Duntz demande à Smith : « Tout compris, combien d’argent avez-vous trouvé chez les Clutter ?
— Entre quarante et cinquante dollars. »
*
Parmi les animaux de Garden City, il y a deux matous gris qui sont toujours ensemble, vagabonds maigres et sales au comportement adroit et étrange. La cérémonie principale de leur journée a lieu au crépuscule. Tout d’abord, ils remontent au trot tout Main Street, s’arrêtant pour examiner les calandres des voitures en stationnement, particulièrement celles qui sont garées devant les deux hôtels, le Windsor et le Warren, car ces voitures, qui appartiennent généralement à des voyageurs venant de loin, offrent souvent ce que ces créatures osseuses et méthodiques recherchent, des oiseaux morts : corneilles, mésanges et moineaux assez imprudents pour être venus se jeter dans la trajectoire des voitures. Utilisant leurs pattes comme des instruments chirurgicaux, les chats extraient des calandres chaque particule emplumée. Après avoir maraudé le long de Main Street, ils changent invariablement de direction à l’intersection de Main et Grant Street, ils avancent à petits bonds vers Courthouse Square, un autre de leurs terrains de chasse, hautement prometteur en cet après-midi du mercredi 6 janvier, car l’endroit fourmillait de véhicules du comté de Finney qui avaient emmené en ville une partie de la foule qui peuplait le square.
La foule avait commencé à se former vers 16 heures, moment que l’attorney du comté avait donné comme heure probable de l’arrivée de Hickock et Smith. Depuis l’annonce des aveux de Hickock dimanche soir, des journalistes de toutes sortes s’étaient rassemblés à Garden City : représentants des principales agences d’information, photographes, opérateurs de la télévision et des actualités filmées, reporters du Missouri, du Nebraska, de l’Oklahoma, du Texas, et, bien sûr, de tous les principaux journaux du Kansas, vingt ou vingt-cinq hommes en tout. Plusieurs d’entre eux avaient passé trois jours à attendre sans avoir grand-chose à faire, à l’exception d’interviewer James Spor, le pompiste de la station-service qui, après la publication des photos des assassins présumés, les avait identifiés comme étant les clients à qui il avait vendu pour trois dollars et six cents d’essence la nuit de la tragédie de Holcomb.

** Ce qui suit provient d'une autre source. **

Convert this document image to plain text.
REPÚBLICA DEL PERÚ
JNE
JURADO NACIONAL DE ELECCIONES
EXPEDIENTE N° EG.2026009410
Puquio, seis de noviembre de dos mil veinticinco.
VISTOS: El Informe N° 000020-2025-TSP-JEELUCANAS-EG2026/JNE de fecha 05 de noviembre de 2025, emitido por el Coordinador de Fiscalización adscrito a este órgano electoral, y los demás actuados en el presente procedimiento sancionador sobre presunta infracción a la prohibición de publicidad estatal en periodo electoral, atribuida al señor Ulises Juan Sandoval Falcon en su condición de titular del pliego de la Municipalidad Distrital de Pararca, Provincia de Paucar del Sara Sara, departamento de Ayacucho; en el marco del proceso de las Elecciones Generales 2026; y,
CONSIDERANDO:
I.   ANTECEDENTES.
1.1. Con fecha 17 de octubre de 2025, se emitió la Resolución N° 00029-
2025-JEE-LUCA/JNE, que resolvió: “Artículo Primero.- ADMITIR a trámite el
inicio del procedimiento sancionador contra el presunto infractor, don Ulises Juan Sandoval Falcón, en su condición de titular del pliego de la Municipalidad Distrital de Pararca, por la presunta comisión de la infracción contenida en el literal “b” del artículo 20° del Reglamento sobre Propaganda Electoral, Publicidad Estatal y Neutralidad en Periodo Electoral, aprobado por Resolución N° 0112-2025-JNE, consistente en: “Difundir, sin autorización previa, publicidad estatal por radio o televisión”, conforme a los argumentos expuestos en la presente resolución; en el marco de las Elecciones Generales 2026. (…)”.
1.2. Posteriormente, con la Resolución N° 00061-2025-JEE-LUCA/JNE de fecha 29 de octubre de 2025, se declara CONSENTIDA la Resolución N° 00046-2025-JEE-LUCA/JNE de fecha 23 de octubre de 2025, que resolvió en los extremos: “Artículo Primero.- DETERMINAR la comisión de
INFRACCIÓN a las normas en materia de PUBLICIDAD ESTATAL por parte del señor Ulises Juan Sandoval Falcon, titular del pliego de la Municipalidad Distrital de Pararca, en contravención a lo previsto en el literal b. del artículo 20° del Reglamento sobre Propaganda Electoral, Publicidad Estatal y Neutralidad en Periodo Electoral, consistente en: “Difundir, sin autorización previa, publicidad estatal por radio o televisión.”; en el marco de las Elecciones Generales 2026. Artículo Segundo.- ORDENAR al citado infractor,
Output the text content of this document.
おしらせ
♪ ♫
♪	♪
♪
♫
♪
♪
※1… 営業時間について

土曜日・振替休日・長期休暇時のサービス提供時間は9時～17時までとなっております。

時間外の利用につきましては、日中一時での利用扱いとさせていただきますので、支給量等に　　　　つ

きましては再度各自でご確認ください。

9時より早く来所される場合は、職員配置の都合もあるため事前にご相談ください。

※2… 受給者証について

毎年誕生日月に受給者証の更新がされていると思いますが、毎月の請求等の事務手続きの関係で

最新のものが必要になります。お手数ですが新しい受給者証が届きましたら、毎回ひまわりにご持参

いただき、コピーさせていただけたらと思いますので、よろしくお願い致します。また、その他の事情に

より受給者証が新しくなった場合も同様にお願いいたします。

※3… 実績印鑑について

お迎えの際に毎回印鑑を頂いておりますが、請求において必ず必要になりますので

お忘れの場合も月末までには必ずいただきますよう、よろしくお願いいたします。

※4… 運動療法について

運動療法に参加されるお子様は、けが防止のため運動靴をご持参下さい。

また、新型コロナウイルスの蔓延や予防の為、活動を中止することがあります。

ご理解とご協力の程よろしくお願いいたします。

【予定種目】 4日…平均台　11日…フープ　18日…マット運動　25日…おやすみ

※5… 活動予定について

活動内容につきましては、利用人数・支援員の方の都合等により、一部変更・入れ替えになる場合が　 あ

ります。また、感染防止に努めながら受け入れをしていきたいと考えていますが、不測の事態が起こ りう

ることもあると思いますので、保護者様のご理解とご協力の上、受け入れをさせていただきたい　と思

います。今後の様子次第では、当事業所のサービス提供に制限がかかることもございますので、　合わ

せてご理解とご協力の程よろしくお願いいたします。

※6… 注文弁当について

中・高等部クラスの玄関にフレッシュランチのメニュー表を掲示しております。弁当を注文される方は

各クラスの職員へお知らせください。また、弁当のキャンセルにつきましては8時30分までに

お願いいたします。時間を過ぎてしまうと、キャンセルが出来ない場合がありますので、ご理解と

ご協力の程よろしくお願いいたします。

C’était pour le reportage du retour de Hickock et Smith que ces spectateurs professionnels se trouvaient là, et le capitaine, Gerald Murray de la police de la route, leur avait réservé un grand espace sur le trottoir devant les marches du palais de justice, marches que les prisonniers devaient gravir pour arriver à la prison du comté, établissement qui occupe le dernier des quatre étages de l’édifice de pierre calcaire. Richard Parr, reporter du Kansas City Star, avait obtenu un numéro du Las Vegas Sun de lundi. La manchette du journal provoqua des éclats de rire : ON CRAINT QUE LA FOULE LYNCHE LES TUEURS À LEUR ARRIVÉE. Le capitaine Murray fit la remarque : « Ça m’a pas tellement l’air d’un attroupement pour un lynchage. »
En effet, les gens qui s’étaient rassemblés sur le square auraient aussi bien pu attendre un défilé ou assister à une réunion politique. Des étudiants du lycée, parmi lesquels se trouvaient d’anciens camarades de classe de Nancy et de Kenyon Clutter, entonnaient des chansons à refrains, faisaient des bulles avec du chewing-gum, engloutissaient des hot dogs et des sodas. Des mères calmaient des bébés qui pleuraient. Des hommes se promenaient à grandes enjambées, de jeunes enfants perchés sur leurs épaules. Les scouts étaient présents, toute une troupe. Et des dames entre deux âges, membres d’un club de bridge, arrivèrent en masse. Mr. J.P. (Jap) Adams, directeur du bureau local de la Commission des Vétérans, apparut, habillé d’un vêtement de tweed d’une coupe si bizarre qu’un de ses amis lança : Eh, Jap ! Qu’est-ce que tu fous avec des vêtements de femme ? » – car Mr. Adams, dans sa hâte d’arriver sur les lieux, avait passé sans s’en rendre compte le manteau de sa secrétaire. Un reporter itinérant de la radio interviewa divers habitants de la ville, leur demandant quel serait, selon eux, le châtiment approprié pour « les auteurs d’un forfait aussi ignoble », et, alors que la plupart de ses interlocuteurs disaient « mince alors » ou « fichtre », un étudiant répondit : « Je pense qu’ils devraient être enfermés dans la même cellule pour le restant de leurs jours. Sans jamais recevoir aucune visite. Seulement rester là, assis, à se dévisager l’un l’autre jusqu’à ce qu’ils meurent. » Et un petit homme costaud, fier comme Artaban, dit : « Je crois à la peine capitale. C’est comme dans la Bible : œil pour œil. Et même comme ça, il nous en manque deux paires ! »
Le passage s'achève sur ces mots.